Grâce présidentielle au Tchad : une mesure sous haute tension politique
Une décision présidentielle qui divise. Le président Mahamat Idriss Déby a annoncé, ce vendredi, la grâce accordée à plusieurs figures de l’opposition tchadienne, dont l’ancien Premier ministre Succès Masra, condamné à vingt ans de prison pour insurrection en 2024. Cette mesure, saluée par certains, soulève déjà de vifs débats au sein de la classe politique et de la société civile.
Parmi les bénéficiaires de cette grâce, outre Succès Masra, figurent huit autres leaders d’opposition membres de la plateforme GCAP. Leur peine de prison est annulée, mais leurs condamnations pénales, civiles et financières, ainsi que leur inéligibilité, restent intactes. Une nuance majeure avec une amnistie, qui effacerait totalement leurs condamnations. Le président a ainsi choisi une voie médiane, tout en laissant planer un doute sur ses intentions profondes.

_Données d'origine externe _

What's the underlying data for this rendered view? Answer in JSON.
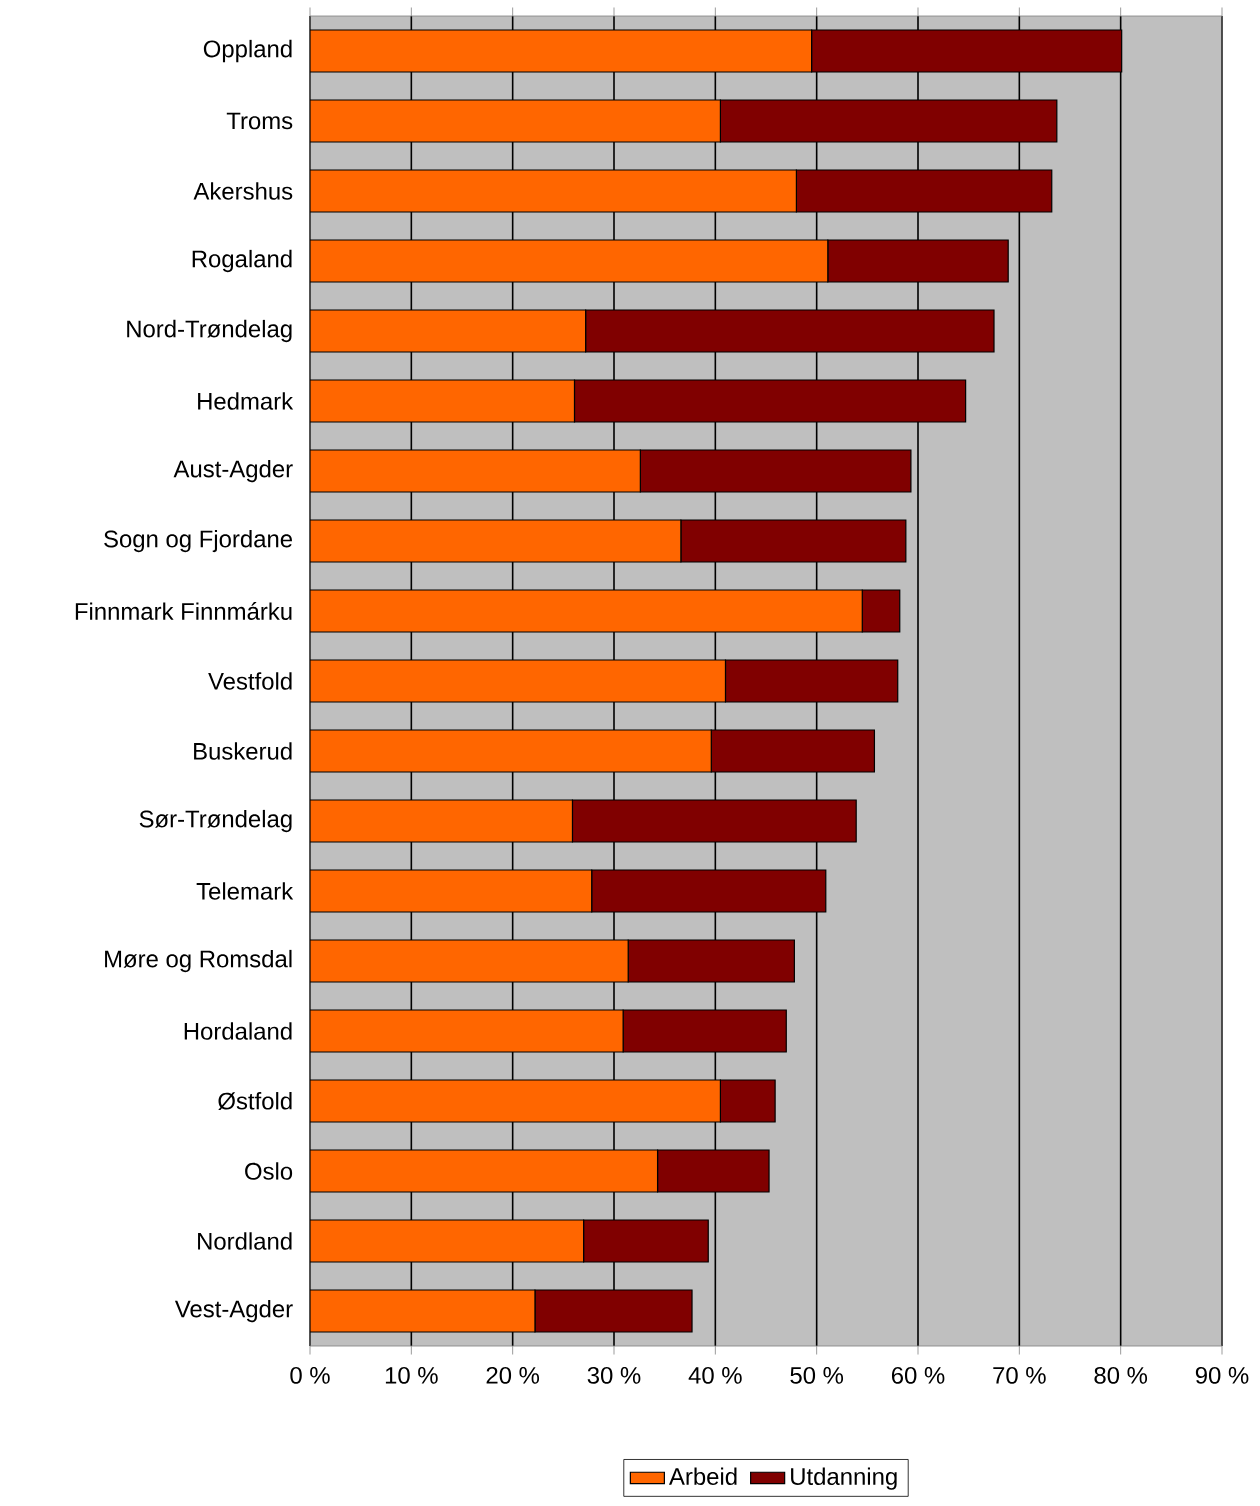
{
  "chart_data": {
    "type": "bar",
    "orientation": "horizontal",
    "stacked": true,
    "categories": [
      "Oppland",
      "Troms",
      "Akershus",
      "Rogaland",
      "Nord-Trøndelag",
      "Hedmark",
      "Aust-Agder",
      "Sogn og Fjordane",
      "Finnmark Finnmárku",
      "Vestfold",
      "Buskerud",
      "Sør-Trøndelag",
      "Telemark",
      "Møre og Romsdal",
      "Hordaland",
      "Østfold",
      "Oslo",
      "Nordland",
      "Vest-Agder"
    ],
    "series": [
      {
        "name": "Arbeid",
        "color": "#ff6600",
        "values": [
          49.5,
          40.5,
          48.0,
          51.1,
          27.2,
          26.1,
          32.6,
          36.6,
          54.5,
          41.0,
          39.6,
          25.9,
          27.8,
          31.4,
          30.9,
          40.5,
          34.3,
          27.0,
          22.2
        ]
      },
      {
        "name": "Utdanning",
        "color": "#800000",
        "values": [
          30.6,
          33.2,
          25.2,
          17.8,
          40.3,
          38.6,
          26.7,
          22.2,
          3.7,
          17.0,
          16.1,
          28.0,
          23.1,
          16.4,
          16.1,
          5.4,
          11.0,
          12.3,
          15.5
        ]
      }
    ],
    "xlim": [
      0,
      90
    ],
    "xticks": [
      {
        "value": 0,
        "label": "0 %"
      },
      {
        "value": 10,
        "label": "10 %"
      },
      {
        "value": 20,
        "label": "20 %"
      },
      {
        "value": 30,
        "label": "30 %"
      },
      {
        "value": 40,
        "label": "40 %"
      },
      {
        "value": 50,
        "label": "50 %"
      },
      {
        "value": 60,
        "label": "60 %"
      },
      {
        "value": 70,
        "label": "70 %"
      },
      {
        "value": 80,
        "label": "80 %"
      },
      {
        "value": 90,
        "label": "90 %"
      }
    ],
    "grid": "x",
    "legend": "bottom"
  }
}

L’analyste politique Bétinbaye Yamingué décrypte cette décision : « Le geste du président Mahamat Idriss Déby répond à une attente pressante de l’opinion publique. En utilisant son pouvoir constitutionnel, il libère ces responsables politiques, mais il revient désormais au Parlement de jouer son rôle. La véritable épreuve de sincérité sera de voir si cette grâce s’accompagne d’une volonté réelle d’avancer vers une loi d’amnistie. »
L’ombre d’une Assemblée nationale verrouillée
Pour qu’une amnistie soit effective au Tchad, elle doit être votée par l’Assemblée nationale. Or, cette dernière est largement contrôlée par le parti au pouvoir, le MPS, qui détient 124 sièges sur 188. Une majorité qui rend toute initiative législative d’opposition particulièrement difficile, voire impossible.
« Libérer ces opposants n’est que la première étape. Pour qu’ils retrouvent pleinement leur place dans le jeu politique, il faudrait leur restituer tous leurs droits civiques et politiques. Sinon, cette grâce pourrait être perçue comme une manœuvre tactique, dépourvue de réelle portée démocratique », analyse Bétinbaye Yamingué.
Des réactions contrastées dans le pays
Les avis sont partagés au Tchad. Au sein du parti Les Transformateurs, dont Succès Masra est le leader, aucune déclaration officielle n’a encore été formulée. La chargée de communication du parti a simplement indiqué que les membres préféraient attendre la libération effective de leur dirigeant avant de réagir.
En revanche, le vice-président du parti, Ndolembai Sadé Njesada, a salué la décision présidentielle. Il y voit un pas vers l’unité nationale et espère que cette mesure ouvrira la voie à un dialogue constructif pour consolider la paix au Tchad.
À l’opposé, Hissein Abdoulaye, porte-parole du GCAP, rejette catégoriquement cette grâce. Pour lui, « condamner puis gracier des responsables politiques tout en leur retirant leurs droits fondamentaux constitue un recul démocratique inacceptable. »
Du côté du camp présidentiel, le Mouvement patriotique du salut (MPS) a salué une décision « salutaire », permettant à ces opposants de retrouver leur famille et de reprendre une vie normale.